When I was younger I would often imagine Star Trek: The Next Generation
stories of my own, and sometimes I'd send the crew on holodeck adventures too (though after I'd gotten to the point when I remembered what indeed the holodeck was). This was always the programme I would send them into. I couldn't tell you why I did that.
Echoes of “The Tholian Web” from the original series are audible to me as I read The Star Lost
this time. Once again, we have the Enterprise
crew forced to give their comrades up for dead, despite no-one being able to accept it. But anger and denial where the emotions that categorized that story. This time, it is grace and elegance. There are, of course, the obvious “Skin of Evil” parallels, but I don't even really consider “Skin of Evil” worthy of proper comparison. I'm also reminded of “The Bonding” in the way the story examines the process of loss and grieving, albeit in a far more visceral manner as these are our heroes and friends, not a one-off guest character. As Will Riker once said, we feel loss more keenly if it is of one close to us.

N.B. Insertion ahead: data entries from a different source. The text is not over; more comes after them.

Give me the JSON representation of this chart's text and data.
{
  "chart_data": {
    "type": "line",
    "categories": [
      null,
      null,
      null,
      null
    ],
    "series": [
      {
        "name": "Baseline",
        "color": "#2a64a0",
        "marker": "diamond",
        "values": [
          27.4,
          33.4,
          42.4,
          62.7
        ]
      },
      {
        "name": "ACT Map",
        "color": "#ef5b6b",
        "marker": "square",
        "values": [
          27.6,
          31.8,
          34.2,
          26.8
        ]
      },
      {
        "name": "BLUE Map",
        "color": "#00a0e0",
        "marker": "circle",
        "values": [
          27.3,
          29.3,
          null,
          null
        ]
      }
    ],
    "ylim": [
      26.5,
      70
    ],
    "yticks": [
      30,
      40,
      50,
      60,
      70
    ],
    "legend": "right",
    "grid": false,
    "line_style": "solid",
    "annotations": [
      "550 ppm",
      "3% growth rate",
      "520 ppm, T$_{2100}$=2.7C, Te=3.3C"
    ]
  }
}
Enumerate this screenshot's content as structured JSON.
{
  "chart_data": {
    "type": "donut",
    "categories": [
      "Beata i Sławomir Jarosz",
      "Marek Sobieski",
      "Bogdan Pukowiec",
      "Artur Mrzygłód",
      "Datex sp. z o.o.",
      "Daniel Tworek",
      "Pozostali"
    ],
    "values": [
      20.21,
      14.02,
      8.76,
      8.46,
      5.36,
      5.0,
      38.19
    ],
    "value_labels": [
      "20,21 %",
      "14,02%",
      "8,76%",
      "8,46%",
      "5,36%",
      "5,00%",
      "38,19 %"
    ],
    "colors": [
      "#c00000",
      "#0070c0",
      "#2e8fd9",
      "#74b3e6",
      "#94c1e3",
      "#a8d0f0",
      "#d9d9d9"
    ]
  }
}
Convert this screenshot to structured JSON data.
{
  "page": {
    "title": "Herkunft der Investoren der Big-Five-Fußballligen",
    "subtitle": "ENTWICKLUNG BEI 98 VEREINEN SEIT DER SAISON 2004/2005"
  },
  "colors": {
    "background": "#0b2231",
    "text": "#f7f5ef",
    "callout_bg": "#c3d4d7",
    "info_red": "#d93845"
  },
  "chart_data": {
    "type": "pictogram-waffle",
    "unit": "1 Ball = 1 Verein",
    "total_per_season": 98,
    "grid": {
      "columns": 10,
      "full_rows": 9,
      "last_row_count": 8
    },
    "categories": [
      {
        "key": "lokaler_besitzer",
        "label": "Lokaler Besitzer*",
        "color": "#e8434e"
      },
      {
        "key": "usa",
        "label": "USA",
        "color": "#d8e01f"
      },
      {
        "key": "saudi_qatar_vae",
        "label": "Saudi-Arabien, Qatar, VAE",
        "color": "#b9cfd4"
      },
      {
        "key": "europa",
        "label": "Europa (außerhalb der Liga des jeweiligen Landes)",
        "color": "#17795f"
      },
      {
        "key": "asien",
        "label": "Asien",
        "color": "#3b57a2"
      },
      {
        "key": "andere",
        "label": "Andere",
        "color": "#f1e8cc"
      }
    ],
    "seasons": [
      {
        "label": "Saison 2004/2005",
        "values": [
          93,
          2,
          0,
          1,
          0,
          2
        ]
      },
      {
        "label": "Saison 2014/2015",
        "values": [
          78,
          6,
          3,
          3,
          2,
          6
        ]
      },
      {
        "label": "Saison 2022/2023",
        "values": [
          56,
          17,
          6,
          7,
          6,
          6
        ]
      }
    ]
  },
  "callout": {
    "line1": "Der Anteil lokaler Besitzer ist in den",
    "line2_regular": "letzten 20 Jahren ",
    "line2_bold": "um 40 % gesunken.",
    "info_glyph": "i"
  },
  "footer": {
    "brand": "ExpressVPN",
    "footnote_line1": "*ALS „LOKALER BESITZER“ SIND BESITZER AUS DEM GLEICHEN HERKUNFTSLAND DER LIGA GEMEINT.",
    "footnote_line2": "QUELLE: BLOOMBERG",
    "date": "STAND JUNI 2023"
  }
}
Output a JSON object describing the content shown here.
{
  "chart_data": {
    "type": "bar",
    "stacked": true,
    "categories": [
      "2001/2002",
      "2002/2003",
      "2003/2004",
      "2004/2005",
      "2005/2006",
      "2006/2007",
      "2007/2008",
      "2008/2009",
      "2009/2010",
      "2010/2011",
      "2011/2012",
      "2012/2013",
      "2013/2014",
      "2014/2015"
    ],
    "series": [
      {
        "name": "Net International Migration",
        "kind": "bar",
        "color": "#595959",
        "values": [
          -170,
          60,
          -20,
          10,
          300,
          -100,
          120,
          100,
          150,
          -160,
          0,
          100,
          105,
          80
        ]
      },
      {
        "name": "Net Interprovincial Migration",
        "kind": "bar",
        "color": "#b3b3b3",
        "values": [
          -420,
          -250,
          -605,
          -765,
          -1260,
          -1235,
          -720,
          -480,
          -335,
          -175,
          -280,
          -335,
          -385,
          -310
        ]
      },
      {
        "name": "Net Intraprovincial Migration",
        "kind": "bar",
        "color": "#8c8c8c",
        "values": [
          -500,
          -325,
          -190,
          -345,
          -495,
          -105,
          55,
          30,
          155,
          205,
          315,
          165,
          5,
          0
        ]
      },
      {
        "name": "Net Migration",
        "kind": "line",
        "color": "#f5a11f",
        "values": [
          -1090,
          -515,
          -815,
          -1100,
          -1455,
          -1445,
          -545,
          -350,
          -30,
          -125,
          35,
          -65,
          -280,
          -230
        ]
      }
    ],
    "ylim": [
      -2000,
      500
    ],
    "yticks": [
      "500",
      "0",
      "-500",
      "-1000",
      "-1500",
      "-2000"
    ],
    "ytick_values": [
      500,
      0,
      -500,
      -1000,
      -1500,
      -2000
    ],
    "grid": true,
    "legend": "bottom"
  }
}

It's not the first time Star Trek has handled this theme. It will be far from the last, even in Star Trek: The Next Generation
. But this I think may be its most poignant and profound statement on the matter. I'm sure my own biases and predispositions are showing through here, but they can't help but show through when I'm made to write about this kind of story. That's the nature of the work I'm doing, that's part of who I am and part of what this job entails is trying to articulate that somehow. These characters have meant more to me over my life than any other, and writing this book, especially now, feels a bit like I too am going through the process of coming to terms with this and letting them go. I suppose in a sense it's deeply fitting that The Star Lost
bookends both the beginning and the end of my association with Star Trek.
On the Albert Einstein
, Worf tries to console Nurse Faraday, who confesses to him that she feels regrets about the way she's lived her life. But Worf reminds her that her life is not over, and that “this is a time for courage, not despair”. When Faraday confides that she feels very scared and that such courage might come easier to someone like him, Worf shares with her a saying he learned from his adoptive parents: That courage is “the mastery of fear – not absence of fear”. Mark Twain, naturally, through a Klingon lens. And sure enough, Wesley picks up a space station with signs of life. Utterly unknown life, of course, but life nonetheless. Worf advises caution, but has the crew proceed with first contact anyway, a move that garners grumblings and side-eye from the junior officers. And naturally it's Selar who reminds them that Worf is both Klingon and a Starfleet officer, and that he makes decisions from both sides of himself.
What the crew of the Albert Einstein
find, however, is jumbled, twisted mass of mismatched starships tangled together in the depths of space.